Berkas perkara dikembalikan
Pada bagian lain, Kepala Pusat Penerangan Hukum Kejaksaan Agung Ketut Sumedana, dalam keterangan pers, Kamis (1/9/2022), mengatakan, Jaksa Peneliti pada Jaksa Agung Muda Bidang Tindak Pidana Umum (Jampidum) mengembalikan empat berkas perkara untuk dilengkapi kepada Direktorat Tindak Pidana Umum Badan Reserse Kriminal Polri. Keempat berkas perkara tersebut atas nama tersangka FS (Ferdy Sambo), REPL (Richard Eliezer Pudihang Lumiu), RRW (Ricky Rizal), dan KM (Kuat Ma’ruf).
Ketut mengungkapkan, Tim Jaksa Peneliti berpendapat bahwa berkas perkara atas nama tersangka FS, REPL, RRW, dan KM belum lengkap secara formil dan materiil. Karena itu, perlu dilengkapi atau dipenuhi oleh Tim Penyidik Direktorat Tindak Pidana Umum Badan Reserse Kriminal Polri sesuai dengan petunjuk jaksa.

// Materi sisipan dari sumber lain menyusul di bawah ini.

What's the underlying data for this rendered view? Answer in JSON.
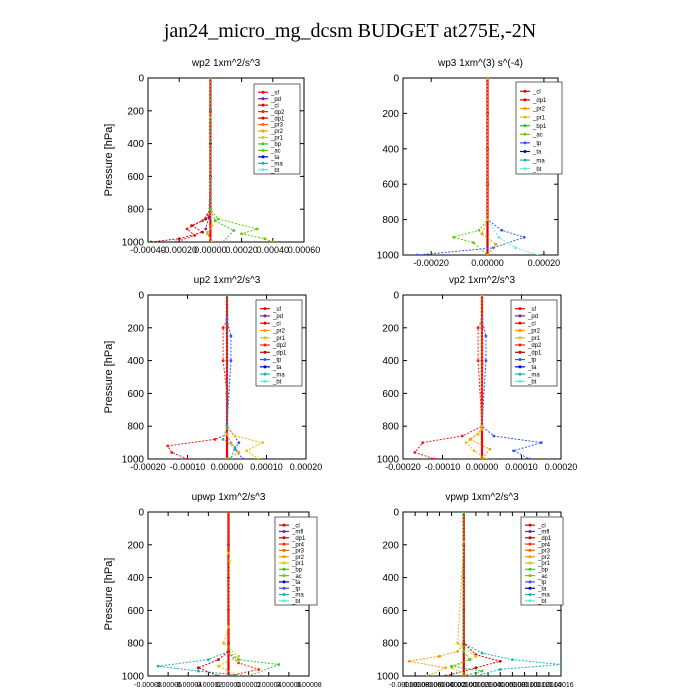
{
  "title": "jan24_micro_mg_dcsm  BUDGET at275E,-2N",
  "colors": {
    "_sf": "#ff0000",
    "_pd": "#7a1fa2",
    "_cl": "#e60000",
    "_dp2": "#ff1a1a",
    "_dp1": "#cc0000",
    "_pr4": "#ff3300",
    "_pr3": "#ff6600",
    "_pr2": "#ff9900",
    "_pr1": "#e6c200",
    "_bp": "#33cc33",
    "_bp1": "#2eb82e",
    "_ac": "#66cc00",
    "_tp": "#3355ff",
    "_ta": "#0000cc",
    "_ma": "#1ab2b2",
    "_bt": "#66e6e6",
    "_mfl": "#7a1fa2"
  },
  "chart_data": [
    {
      "type": "line",
      "title": "wp2   1xm^2/s^3",
      "ylabel": "Pressure [hPa]",
      "xlim": [
        -0.0004,
        0.0006
      ],
      "ylim": [
        1000,
        0
      ],
      "xticks": [
        "-0.00040",
        "-0.00020",
        "0.00000",
        "0.00020",
        "0.00040",
        "0.00060"
      ],
      "yticks": [
        "0",
        "200",
        "400",
        "600",
        "800",
        "1000"
      ],
      "legend": [
        "_sf",
        "_pd",
        "_cl",
        "_dp2",
        "_dp1",
        "_pr3",
        "_pr2",
        "_pr1",
        "_bp",
        "_ac",
        "_ta",
        "_ma",
        "_bt"
      ],
      "series": [
        {
          "name": "_sf",
          "x": [
            0,
            0,
            0,
            0,
            0,
            0
          ],
          "y": [
            0,
            200,
            400,
            600,
            800,
            1000
          ]
        },
        {
          "name": "_pd",
          "x": [
            0,
            0,
            0,
            0,
            -1e-05,
            -3e-05,
            1e-05
          ],
          "y": [
            0,
            200,
            400,
            600,
            850,
            920,
            1000
          ]
        },
        {
          "name": "_dp1",
          "x": [
            0,
            0,
            0,
            -3e-05,
            -0.00012,
            -5e-05,
            -0.0002,
            -0.00038
          ],
          "y": [
            0,
            400,
            800,
            860,
            900,
            940,
            980,
            1000
          ]
        },
        {
          "name": "_dp2",
          "x": [
            0,
            0,
            -5e-05,
            -0.00015,
            -0.0001,
            -0.00022
          ],
          "y": [
            0,
            800,
            870,
            920,
            960,
            1000
          ]
        },
        {
          "name": "_pr1",
          "x": [
            0,
            0,
            0,
            1e-05,
            -2e-05,
            1e-05
          ],
          "y": [
            0,
            240,
            800,
            900,
            950,
            1000
          ]
        },
        {
          "name": "_ac",
          "x": [
            0,
            0,
            5e-05,
            0.0003,
            0.0002,
            0.00035,
            0.0004
          ],
          "y": [
            0,
            800,
            860,
            920,
            950,
            980,
            1000
          ]
        },
        {
          "name": "_bp",
          "x": [
            0,
            0,
            3e-05,
            0.00015,
            8e-05
          ],
          "y": [
            0,
            800,
            870,
            930,
            1000
          ]
        }
      ]
    },
    {
      "type": "line",
      "title": "wp3   1xm^(3) s^(-4)",
      "ylabel": "",
      "xlim": [
        -0.0003,
        0.00025
      ],
      "ylim": [
        1000,
        0
      ],
      "xticks": [
        "-0.00020",
        "0.00000",
        "0.00020"
      ],
      "yticks": [
        "0",
        "200",
        "400",
        "600",
        "800",
        "1000"
      ],
      "legend": [
        "_cl",
        "_dp1",
        "_pr2",
        "_pr1",
        "_bp1",
        "_ac",
        "_tp",
        "_ta",
        "_ma",
        "_bt"
      ],
      "series": [
        {
          "name": "_cl",
          "x": [
            0,
            0,
            0,
            0,
            0,
            0
          ],
          "y": [
            0,
            200,
            400,
            600,
            800,
            1000
          ]
        },
        {
          "name": "_ac",
          "x": [
            0,
            0,
            -3e-05,
            -0.00012,
            -5e-05,
            0.0
          ],
          "y": [
            0,
            800,
            860,
            900,
            930,
            1000
          ]
        },
        {
          "name": "_tp",
          "x": [
            0,
            0,
            5e-05,
            0.00013,
            2e-05,
            -0.00025
          ],
          "y": [
            0,
            800,
            860,
            900,
            960,
            1000
          ]
        },
        {
          "name": "_bt",
          "x": [
            0,
            0,
            4e-05,
            0.0001,
            0.00018
          ],
          "y": [
            0,
            800,
            900,
            960,
            1000
          ]
        },
        {
          "name": "_pr2",
          "x": [
            0,
            0,
            -2e-05,
            3e-05,
            0.0
          ],
          "y": [
            0,
            800,
            880,
            940,
            1000
          ]
        }
      ]
    },
    {
      "type": "line",
      "title": "up2   1xm^2/s^3",
      "ylabel": "Pressure [hPa]",
      "xlim": [
        -0.0002,
        0.0002
      ],
      "ylim": [
        1000,
        0
      ],
      "xticks": [
        "-0.00020",
        "-0.00010",
        "0.00000",
        "0.00010",
        "0.00020"
      ],
      "yticks": [
        "0",
        "200",
        "400",
        "600",
        "800",
        "1000"
      ],
      "legend": [
        "_sf",
        "_pd",
        "_cl",
        "_pr2",
        "_pr1",
        "_dp2",
        "_dp1",
        "_tp",
        "_ta",
        "_ma",
        "_bt"
      ],
      "series": [
        {
          "name": "_sf",
          "x": [
            0,
            0,
            0,
            0,
            0,
            0
          ],
          "y": [
            0,
            200,
            400,
            600,
            800,
            1000
          ]
        },
        {
          "name": "_dp2",
          "x": [
            0,
            0,
            -1e-05,
            -1e-05,
            0,
            0,
            -3e-05,
            -0.00015,
            -0.00014,
            -0.0001
          ],
          "y": [
            0,
            150,
            200,
            400,
            600,
            850,
            880,
            920,
            960,
            1000
          ]
        },
        {
          "name": "_tp",
          "x": [
            0,
            0,
            1e-05,
            1e-05,
            0,
            3e-05,
            2e-05,
            4e-05
          ],
          "y": [
            0,
            150,
            250,
            400,
            800,
            900,
            940,
            1000
          ]
        },
        {
          "name": "_pr1",
          "x": [
            0,
            0,
            2e-05,
            9e-05,
            5e-05,
            8e-05
          ],
          "y": [
            0,
            800,
            860,
            900,
            950,
            1000
          ]
        },
        {
          "name": "_pr2",
          "x": [
            0,
            0,
            1e-05,
            3e-05,
            0.0
          ],
          "y": [
            0,
            850,
            900,
            960,
            1000
          ]
        },
        {
          "name": "_ma",
          "x": [
            0,
            0,
            -1e-05,
            2e-05,
            1e-05
          ],
          "y": [
            0,
            800,
            880,
            930,
            1000
          ]
        }
      ]
    },
    {
      "type": "line",
      "title": "vp2   1xm^2/s^3",
      "ylabel": "",
      "xlim": [
        -0.0002,
        0.0002
      ],
      "ylim": [
        1000,
        0
      ],
      "xticks": [
        "-0.00020",
        "-0.00010",
        "0.00000",
        "0.00010",
        "0.00020"
      ],
      "yticks": [
        "0",
        "200",
        "400",
        "600",
        "800",
        "1000"
      ],
      "legend": [
        "_sf",
        "_pd",
        "_cl",
        "_pr2",
        "_pr1",
        "_dp2",
        "_dp1",
        "_tp",
        "_ta",
        "_ma",
        "_bt"
      ],
      "series": [
        {
          "name": "_sf",
          "x": [
            0,
            0,
            0,
            0,
            0,
            0
          ],
          "y": [
            0,
            200,
            400,
            600,
            800,
            1000
          ]
        },
        {
          "name": "_dp2",
          "x": [
            0,
            0,
            -1e-05,
            -1e-05,
            0,
            -5e-05,
            -0.00015,
            -0.00017,
            -0.00012
          ],
          "y": [
            0,
            150,
            200,
            400,
            800,
            860,
            900,
            960,
            1000
          ]
        },
        {
          "name": "_tp",
          "x": [
            0,
            0,
            1e-05,
            1e-05,
            0,
            3e-05,
            0.00015,
            8e-05,
            0.00012
          ],
          "y": [
            0,
            150,
            250,
            400,
            800,
            860,
            900,
            950,
            1000
          ]
        },
        {
          "name": "_pr1",
          "x": [
            0,
            0,
            -1e-05,
            -4e-05,
            -2e-05,
            1e-05
          ],
          "y": [
            0,
            800,
            850,
            900,
            950,
            1000
          ]
        },
        {
          "name": "_pr2",
          "x": [
            0,
            0,
            -3e-05,
            2e-05,
            0.0
          ],
          "y": [
            0,
            820,
            880,
            940,
            1000
          ]
        }
      ]
    },
    {
      "type": "line",
      "title": "upwp   1xm^2/s^3",
      "ylabel": "Pressure [hPa]",
      "xlim": [
        -8e-05,
        8e-05
      ],
      "ylim": [
        1000,
        0
      ],
      "xticks": [
        "-0.00008",
        "-0.00006",
        "-0.00004",
        "-0.00002",
        "0.00000",
        "0.00002",
        "0.00004",
        "0.00006",
        "0.00008"
      ],
      "yticks": [
        "0",
        "200",
        "400",
        "600",
        "800",
        "1000"
      ],
      "legend": [
        "_cl",
        "_mfl",
        "_dp1",
        "_pr4",
        "_pr3",
        "_pr2",
        "_pr1",
        "_bp",
        "_ac",
        "_ta",
        "_tp",
        "_ma",
        "_bt"
      ],
      "series": [
        {
          "name": "_cl",
          "x": [
            0,
            0,
            0,
            0,
            0,
            0
          ],
          "y": [
            0,
            200,
            400,
            600,
            800,
            1000
          ]
        },
        {
          "name": "_pr1",
          "x": [
            0,
            0,
            1e-06,
            0,
            -5e-06,
            1e-05,
            -1e-05,
            1e-05
          ],
          "y": [
            0,
            250,
            300,
            700,
            800,
            880,
            940,
            1000
          ]
        },
        {
          "name": "_bp",
          "x": [
            0,
            0,
            1e-05,
            5e-05,
            2e-05
          ],
          "y": [
            0,
            850,
            900,
            930,
            1000
          ]
        },
        {
          "name": "_ma",
          "x": [
            0,
            0,
            -2e-05,
            -7e-05,
            -3e-05,
            2e-05
          ],
          "y": [
            0,
            850,
            900,
            940,
            970,
            1000
          ]
        },
        {
          "name": "_dp1",
          "x": [
            0,
            0,
            -1e-05,
            -3e-05,
            -1e-05
          ],
          "y": [
            0,
            850,
            900,
            950,
            1000
          ]
        },
        {
          "name": "_pr4",
          "x": [
            0,
            0,
            1e-05,
            3e-05,
            0.0
          ],
          "y": [
            0,
            860,
            920,
            960,
            1000
          ]
        }
      ]
    },
    {
      "type": "line",
      "title": "vpwp   1xm^2/s^3",
      "ylabel": "",
      "xlim": [
        -0.0001,
        0.00016
      ],
      "ylim": [
        1000,
        0
      ],
      "xticks": [
        "-0.00010",
        "-0.00008",
        "-0.00006",
        "-0.00004",
        "-0.00002",
        "0.00000",
        "0.00002",
        "0.00004",
        "0.00006",
        "0.00008",
        "0.00010",
        "0.00012",
        "0.00014",
        "0.00016"
      ],
      "yticks": [
        "0",
        "200",
        "400",
        "600",
        "800",
        "1000"
      ],
      "legend": [
        "_cl",
        "_mfl",
        "_dp1",
        "_pr4",
        "_pr3",
        "_pr2",
        "_pr1",
        "_bp",
        "_ac",
        "_tp",
        "_ta",
        "_ma",
        "_bt"
      ],
      "series": [
        {
          "name": "_cl",
          "x": [
            0,
            0,
            0,
            0,
            0,
            0
          ],
          "y": [
            0,
            200,
            400,
            600,
            800,
            1000
          ]
        },
        {
          "name": "_pr2",
          "x": [
            0,
            0,
            -1e-05,
            -4e-05,
            -9e-05,
            -3e-05,
            -6e-05
          ],
          "y": [
            0,
            800,
            850,
            880,
            910,
            950,
            1000
          ]
        },
        {
          "name": "_ma",
          "x": [
            0,
            0,
            3e-05,
            8e-05,
            0.00016,
            6e-05,
            2e-05
          ],
          "y": [
            0,
            800,
            860,
            900,
            930,
            960,
            1000
          ]
        },
        {
          "name": "_dp1",
          "x": [
            0,
            0,
            2e-05,
            6e-05,
            2e-05,
            -3e-05
          ],
          "y": [
            0,
            800,
            870,
            910,
            950,
            1000
          ]
        },
        {
          "name": "_pr1",
          "x": [
            0,
            0,
            -1e-05,
            2e-05,
            -2e-05,
            1e-05
          ],
          "y": [
            0,
            180,
            800,
            880,
            950,
            1000
          ]
        },
        {
          "name": "_bp",
          "x": [
            0,
            0,
            1e-05,
            -2e-05,
            3e-05,
            0.0
          ],
          "y": [
            0,
            850,
            900,
            940,
            970,
            1000
          ]
        }
      ]
    }
  ]
}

Sementara itu, kata Ketut, berdasarkan hasil penelitian oleh Jaksa Peneliti, berkas perkara atas nama tersangka PC (Putri Candrawathi) dinyatakan belum lengkap berdasarkan surat nomor: B-3423/E.2/Eoh.1/09/2022 tanggal 1 September 2022. Berkas tersebut akan dikembalikan kepada penyidik dalam tujuh hari setelah surat perihal Pengembalian Berkas Perkara untuk Dilengkapi yang diterbitkan oleh Jaksa Peneliti yang disertai dengan petunjuk jaksa.
Adapun kelima tersangka tersebut terkait dalam tindak pidana turut serta atau bersama-sama atau memberi bantuan atau memberi kesempatan melakukan tindak pidana dengan sengaja dan dengan rencana terlebih dahulu merampas/menghilangkan nyawa orang lain. Mereka diancam karena pembunuhan dengan rencana subsider tindak pidana dengan sengaja merampas/menghilangkan nyawa orang lain sesuai Pasal 340 Kitab Undang-Undang Hukum Pidana (KUHP) subsider Pasal 338 KUHP juncto Pasal 55 KUHP juncto Pasal 56 KUHP.